Togo is a country in West Africa bordered by Ghana to the west, Benin to the east and Burkina Faso to the north. It extends south to the Gulf of Guinea, where its capital Lomé is located. Togo covers an area of approximately 57,000 square kilometers (22,000 sq mi) with a population of approximately 6.7 million. Togo is a tropical, sub-Saharan nation, highly dependent on agriculture, with a climate that provides good growing seasons. Togo is one of the smallest countries in all of Africa.
- Visa required for all US Passport Holders, if you are not a US Passport holder, please consult the embassy in your region.
- Proof of immunization (Yellow Fever)
Rainy Season – May to October (Year round Average High Temperature 78-87 F and average lows are 65-75 F)
Hottest Season– February to mid-April (Year round Average High Temperature 78-87 F and average lows are 65-75 F)
Driest Season– November to February (Year round Average High Temperature 78-87 F and average lows are 65-75 F)
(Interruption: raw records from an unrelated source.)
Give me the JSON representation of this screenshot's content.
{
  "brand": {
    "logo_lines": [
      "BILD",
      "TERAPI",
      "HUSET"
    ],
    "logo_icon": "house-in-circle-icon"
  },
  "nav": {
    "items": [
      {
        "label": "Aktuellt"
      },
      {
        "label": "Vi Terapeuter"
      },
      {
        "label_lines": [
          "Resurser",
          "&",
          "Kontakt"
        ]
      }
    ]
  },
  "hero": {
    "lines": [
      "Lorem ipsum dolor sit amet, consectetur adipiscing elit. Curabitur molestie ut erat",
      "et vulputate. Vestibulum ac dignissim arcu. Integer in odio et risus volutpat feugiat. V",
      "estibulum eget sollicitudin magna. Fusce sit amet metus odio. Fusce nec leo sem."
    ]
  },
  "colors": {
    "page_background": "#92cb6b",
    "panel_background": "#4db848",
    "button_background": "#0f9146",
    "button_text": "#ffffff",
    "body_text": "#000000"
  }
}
Language: French is the Official language; English is widely spoken
UNESCO World Heritage Sites
Koutammakou, the Land of the Batammariba
The Koutammakou landscape in north-eastern Togo, which extends into neighboring Benin, is home to the Batammariba whose remarkable mud tower-houses (Takienta) have come to be seen as a symbol of Togo. In this landscape, nature is strongly associated with the rituals and beliefs of society. The 50,000-ha cultural landscape is remarkable due to the architecture of its tower-houses which are a reflection of social structure; its farmland and forest; and the associations between people and landscape. Many of the buildings are two storeys high and those with granaries feature an almost spherical form above a cylindrical base. Some of the buildings have flat roofs, others have conical thatched roofs. They are grouped in villages, which also include ceremonial spaces, springs, rocks and sites reserved for initiation ceremonies.